Remember that the Christian worldview includes natural and supernatural realms.  But naturalism states that there is no supernatural realm, leaving no room for angels and demons.  Yet Christianity can explain why cultures all over the world believe in spirits. Or why today the Roman Catholic church (and other denominations) perform exorcisms and deliverance ministry on demon-possessed people. For example, the Roman Catholic Church’s New York archdiocese investigates about 40 cases per year and performs exorcisms in about 10% of the cases after ruling out physical or psychological problems. If there’s no supernatural realm of the demonic, what is going on here?

The truth of the matter is that demonic possession occurs–not just in the Bible, but in the world today.  But why would someone be taken over by demons?  Th rationale for such abuse seems to be an attack on God through people, and to separate men from God.  As Jesus said in John 10:10, “The thief comes only to steal and kill and destroy; I have come that they may have life, and have it to the full.”

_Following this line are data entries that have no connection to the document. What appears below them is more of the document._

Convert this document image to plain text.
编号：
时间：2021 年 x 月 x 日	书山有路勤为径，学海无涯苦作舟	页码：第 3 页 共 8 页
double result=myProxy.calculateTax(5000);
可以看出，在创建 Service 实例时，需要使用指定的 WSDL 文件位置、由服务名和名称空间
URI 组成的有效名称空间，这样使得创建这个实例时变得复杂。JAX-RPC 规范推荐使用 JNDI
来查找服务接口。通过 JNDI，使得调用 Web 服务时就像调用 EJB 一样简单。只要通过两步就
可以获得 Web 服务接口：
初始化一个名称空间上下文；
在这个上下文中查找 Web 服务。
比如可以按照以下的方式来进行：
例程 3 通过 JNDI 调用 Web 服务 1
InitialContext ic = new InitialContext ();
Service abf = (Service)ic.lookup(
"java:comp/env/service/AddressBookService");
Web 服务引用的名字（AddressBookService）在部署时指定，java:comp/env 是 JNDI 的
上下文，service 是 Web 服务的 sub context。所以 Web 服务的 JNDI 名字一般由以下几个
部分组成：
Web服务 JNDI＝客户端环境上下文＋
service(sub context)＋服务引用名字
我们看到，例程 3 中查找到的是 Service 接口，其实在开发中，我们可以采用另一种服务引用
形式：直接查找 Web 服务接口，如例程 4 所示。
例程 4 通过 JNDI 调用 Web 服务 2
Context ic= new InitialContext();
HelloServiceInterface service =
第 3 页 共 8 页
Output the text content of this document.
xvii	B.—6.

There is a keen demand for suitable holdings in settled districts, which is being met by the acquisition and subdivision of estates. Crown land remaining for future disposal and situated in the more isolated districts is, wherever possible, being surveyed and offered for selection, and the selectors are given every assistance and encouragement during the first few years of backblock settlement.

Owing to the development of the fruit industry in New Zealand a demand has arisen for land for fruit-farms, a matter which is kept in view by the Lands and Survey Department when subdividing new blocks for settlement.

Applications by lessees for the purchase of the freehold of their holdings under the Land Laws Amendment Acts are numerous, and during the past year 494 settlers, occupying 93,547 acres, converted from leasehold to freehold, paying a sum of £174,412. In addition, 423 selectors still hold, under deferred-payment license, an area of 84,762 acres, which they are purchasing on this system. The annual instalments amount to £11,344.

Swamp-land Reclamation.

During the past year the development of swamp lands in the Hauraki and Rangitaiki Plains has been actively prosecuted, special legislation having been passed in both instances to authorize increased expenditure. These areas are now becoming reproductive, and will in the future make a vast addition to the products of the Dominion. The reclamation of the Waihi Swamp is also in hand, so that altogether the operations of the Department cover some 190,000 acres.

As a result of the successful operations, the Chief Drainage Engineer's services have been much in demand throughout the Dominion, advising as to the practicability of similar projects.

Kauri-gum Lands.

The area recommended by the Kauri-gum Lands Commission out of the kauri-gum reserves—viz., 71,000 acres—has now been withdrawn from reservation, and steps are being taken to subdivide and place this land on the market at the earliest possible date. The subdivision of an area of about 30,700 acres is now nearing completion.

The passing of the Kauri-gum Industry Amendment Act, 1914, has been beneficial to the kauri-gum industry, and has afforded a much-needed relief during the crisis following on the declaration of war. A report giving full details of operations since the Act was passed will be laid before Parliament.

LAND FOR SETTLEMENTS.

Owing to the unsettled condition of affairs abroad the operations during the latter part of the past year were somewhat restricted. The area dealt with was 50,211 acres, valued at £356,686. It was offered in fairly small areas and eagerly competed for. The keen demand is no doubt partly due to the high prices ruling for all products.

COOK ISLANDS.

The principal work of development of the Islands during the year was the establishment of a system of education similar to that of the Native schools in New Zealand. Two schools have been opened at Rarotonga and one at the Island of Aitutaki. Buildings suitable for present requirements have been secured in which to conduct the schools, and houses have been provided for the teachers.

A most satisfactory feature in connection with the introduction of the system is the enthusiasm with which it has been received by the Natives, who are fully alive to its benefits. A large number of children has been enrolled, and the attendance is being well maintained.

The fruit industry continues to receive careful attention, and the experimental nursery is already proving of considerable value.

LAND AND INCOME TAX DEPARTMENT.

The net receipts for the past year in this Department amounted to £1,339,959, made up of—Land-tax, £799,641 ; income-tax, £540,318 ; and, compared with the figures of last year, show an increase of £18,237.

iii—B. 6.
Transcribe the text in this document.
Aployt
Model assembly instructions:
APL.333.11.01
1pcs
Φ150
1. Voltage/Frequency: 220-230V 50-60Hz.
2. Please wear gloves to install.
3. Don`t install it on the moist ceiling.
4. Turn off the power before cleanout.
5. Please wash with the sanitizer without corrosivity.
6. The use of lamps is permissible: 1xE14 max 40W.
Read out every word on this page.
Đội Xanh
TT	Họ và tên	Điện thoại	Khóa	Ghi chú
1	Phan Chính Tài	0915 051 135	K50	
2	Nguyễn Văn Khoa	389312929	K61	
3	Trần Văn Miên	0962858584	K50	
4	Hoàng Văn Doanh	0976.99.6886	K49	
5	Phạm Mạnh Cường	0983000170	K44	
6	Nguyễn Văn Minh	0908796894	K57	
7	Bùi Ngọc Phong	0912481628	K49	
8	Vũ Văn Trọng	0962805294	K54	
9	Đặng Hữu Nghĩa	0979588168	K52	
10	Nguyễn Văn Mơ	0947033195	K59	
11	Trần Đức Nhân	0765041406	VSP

But what happens in a case of demon possession?  Recall that the Roman Catholic Church will rule out physical and psychological problems before it performs an exorcism.  Some members of exorcism ministry (or deliverance ministry) state that there are three stages of demonic possession: oppression, obession, and possession.  In demonic oppression, the person is not physically possessed, but lied to by the demon, in the hope that the deception will lead to disobedience.  Satan lying to Adam and Eve about not dying if they ate the fruit is one example (Genesis 3).  Another “stage”, demonic obsession, is when the demon is bringing the person more under its control by the constant lies it tells.  An example is 1 Timothy 4:1, which says, “The Spirit clearly says that in later times some will abandon the faith and follow deceiving spirits and things taught by demons.”  The third “stage” is demonic possession, where the demon is taking bodily control of the person.  The effects of possession will be the subject of the next blog.